POSKOTA.CO.ID – Dalam upayanya meningkatkan kesadaran akan pentingnya kesehatan mental, advokat kesehatan mental Gayathri Arvind mengajak publik untuk memahami makna sebenarnya dari "memproses emosi dengan benar", sebuah istilah yang menurutnya sering disalahpahami.
“Semua orang bilang kita harus memproses emosi dengan benar, tapi apa artinya? Bagaimana kita memproses sesuatu yang bahkan tidak kita pahami sepenuhnya?” ujar Gayathtri Arvind, dikutip oleh Poskota dari kanal YouTube Abhasa - Mental Health pada Minggu, 22 Juni 2025.
Gayathri Arvind menjelaskan bahwa emosi sejatinya adalah pesan kimiawi yang dikirim tubuh untuk membimbing individu dalam merespons keadaan.
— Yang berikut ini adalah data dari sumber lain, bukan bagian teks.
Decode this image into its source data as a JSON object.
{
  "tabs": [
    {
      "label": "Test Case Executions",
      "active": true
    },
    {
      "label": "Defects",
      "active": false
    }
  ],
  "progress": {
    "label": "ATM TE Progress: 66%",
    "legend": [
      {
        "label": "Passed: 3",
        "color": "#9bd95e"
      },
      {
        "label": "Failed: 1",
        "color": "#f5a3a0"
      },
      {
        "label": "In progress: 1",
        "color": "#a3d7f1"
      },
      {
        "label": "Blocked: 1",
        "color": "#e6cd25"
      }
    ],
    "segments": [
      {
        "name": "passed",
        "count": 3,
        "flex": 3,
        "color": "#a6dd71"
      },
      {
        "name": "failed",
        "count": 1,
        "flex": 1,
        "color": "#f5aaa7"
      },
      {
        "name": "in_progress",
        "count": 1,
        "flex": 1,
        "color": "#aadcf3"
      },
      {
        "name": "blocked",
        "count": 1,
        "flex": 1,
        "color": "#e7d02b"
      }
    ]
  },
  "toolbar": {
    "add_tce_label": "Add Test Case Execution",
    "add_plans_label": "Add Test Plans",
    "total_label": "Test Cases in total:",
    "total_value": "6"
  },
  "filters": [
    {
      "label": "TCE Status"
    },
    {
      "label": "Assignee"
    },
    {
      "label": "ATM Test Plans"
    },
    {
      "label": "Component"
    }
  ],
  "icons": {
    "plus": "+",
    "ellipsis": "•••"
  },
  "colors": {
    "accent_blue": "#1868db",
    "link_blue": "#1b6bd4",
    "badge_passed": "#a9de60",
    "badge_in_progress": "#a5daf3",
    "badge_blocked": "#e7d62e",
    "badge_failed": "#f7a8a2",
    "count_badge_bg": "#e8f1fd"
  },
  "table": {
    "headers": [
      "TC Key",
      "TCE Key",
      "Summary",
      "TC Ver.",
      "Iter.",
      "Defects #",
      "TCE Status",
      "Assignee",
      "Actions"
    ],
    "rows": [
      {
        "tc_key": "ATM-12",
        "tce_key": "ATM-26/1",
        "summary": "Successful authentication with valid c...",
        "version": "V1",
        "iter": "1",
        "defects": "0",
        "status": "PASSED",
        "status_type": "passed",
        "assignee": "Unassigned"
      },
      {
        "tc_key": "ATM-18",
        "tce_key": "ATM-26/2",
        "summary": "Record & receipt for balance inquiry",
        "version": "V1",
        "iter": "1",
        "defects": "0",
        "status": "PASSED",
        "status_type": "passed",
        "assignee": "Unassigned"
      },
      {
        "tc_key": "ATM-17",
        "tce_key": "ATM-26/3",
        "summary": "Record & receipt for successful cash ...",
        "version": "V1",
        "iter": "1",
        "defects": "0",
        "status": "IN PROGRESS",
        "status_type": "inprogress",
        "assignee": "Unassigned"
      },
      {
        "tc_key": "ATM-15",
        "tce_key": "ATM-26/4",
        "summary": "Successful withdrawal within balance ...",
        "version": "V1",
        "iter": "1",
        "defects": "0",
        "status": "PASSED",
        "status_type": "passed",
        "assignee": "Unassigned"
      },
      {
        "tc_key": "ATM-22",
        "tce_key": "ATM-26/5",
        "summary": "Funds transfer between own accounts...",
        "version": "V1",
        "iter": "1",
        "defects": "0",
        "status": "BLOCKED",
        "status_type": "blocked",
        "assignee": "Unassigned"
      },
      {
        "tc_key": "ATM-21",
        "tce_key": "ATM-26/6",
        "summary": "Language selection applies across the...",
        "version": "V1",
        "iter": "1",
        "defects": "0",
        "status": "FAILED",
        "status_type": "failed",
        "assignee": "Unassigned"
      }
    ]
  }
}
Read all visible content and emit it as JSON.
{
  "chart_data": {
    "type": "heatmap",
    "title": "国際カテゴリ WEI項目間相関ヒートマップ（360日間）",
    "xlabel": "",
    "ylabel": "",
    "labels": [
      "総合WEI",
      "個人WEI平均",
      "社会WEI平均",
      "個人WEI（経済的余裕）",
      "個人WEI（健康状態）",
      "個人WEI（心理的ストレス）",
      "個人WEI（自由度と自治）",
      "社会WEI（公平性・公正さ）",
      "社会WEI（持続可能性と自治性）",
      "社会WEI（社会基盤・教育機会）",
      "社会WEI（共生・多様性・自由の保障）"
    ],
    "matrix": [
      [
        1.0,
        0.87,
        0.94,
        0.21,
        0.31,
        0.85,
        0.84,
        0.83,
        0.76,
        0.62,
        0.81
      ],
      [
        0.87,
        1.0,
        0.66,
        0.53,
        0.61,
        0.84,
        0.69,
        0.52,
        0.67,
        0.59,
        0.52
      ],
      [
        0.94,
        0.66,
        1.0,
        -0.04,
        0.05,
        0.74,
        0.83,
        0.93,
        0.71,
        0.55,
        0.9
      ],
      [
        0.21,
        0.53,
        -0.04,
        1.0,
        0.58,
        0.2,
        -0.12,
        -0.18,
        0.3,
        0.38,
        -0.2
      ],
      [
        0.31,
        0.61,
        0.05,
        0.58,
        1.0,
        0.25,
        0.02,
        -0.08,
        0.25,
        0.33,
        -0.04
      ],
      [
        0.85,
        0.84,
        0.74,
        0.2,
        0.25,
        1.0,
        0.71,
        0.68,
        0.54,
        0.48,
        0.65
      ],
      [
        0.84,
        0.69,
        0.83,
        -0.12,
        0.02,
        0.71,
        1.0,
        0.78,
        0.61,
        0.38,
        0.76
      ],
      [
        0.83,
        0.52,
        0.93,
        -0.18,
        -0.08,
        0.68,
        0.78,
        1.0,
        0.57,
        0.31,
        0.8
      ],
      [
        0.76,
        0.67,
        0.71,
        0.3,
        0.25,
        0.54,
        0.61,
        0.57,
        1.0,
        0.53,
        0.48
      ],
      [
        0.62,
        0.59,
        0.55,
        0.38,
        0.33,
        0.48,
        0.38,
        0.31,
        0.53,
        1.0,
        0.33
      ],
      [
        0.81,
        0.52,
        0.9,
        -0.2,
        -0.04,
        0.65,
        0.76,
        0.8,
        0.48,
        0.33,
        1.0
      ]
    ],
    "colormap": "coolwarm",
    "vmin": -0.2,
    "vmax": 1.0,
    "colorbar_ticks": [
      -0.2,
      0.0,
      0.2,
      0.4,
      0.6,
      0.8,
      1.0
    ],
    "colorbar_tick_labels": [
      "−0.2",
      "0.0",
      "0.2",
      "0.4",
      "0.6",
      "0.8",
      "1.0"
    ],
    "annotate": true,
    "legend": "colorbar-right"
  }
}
Berdasarkan penelitian ilmiah, emosi, jika tidak dipicu oleh aliran pikiran tambahan, berlangsung dalam gelombang pendek, sekitar 90 detik.
Baca Juga: 5 Cara Cerdas Mengatakan 'Tidak' atau Melakukan Penolakan Tanpa Menyakiti Perasaan, Kesehatan Mental
Menurutnya, ada tiga jenis emosi yang umum dirasakan:
- Emosi Primer, seperti takut, sedih, atau bahagia.
- Emosi Sekunder, yang muncul akibat pengondisian sosial, misalnya rasa bersalah karena marah, atau malu karena merasa sedih.
- Emosi Kompleks, seperti iri hati, dendam, atau rasa putus asa, yang sifatnya lebih berlapis.
Dengan mencontohkan situasi sederhana, Gayathri Arvind menggambarkan bagaimana emosi seperti rasa cemburu bisa berkembang menjadi ketidaknyamanan yang lebih besar ketika dipadukan dengan pikiran tambahan.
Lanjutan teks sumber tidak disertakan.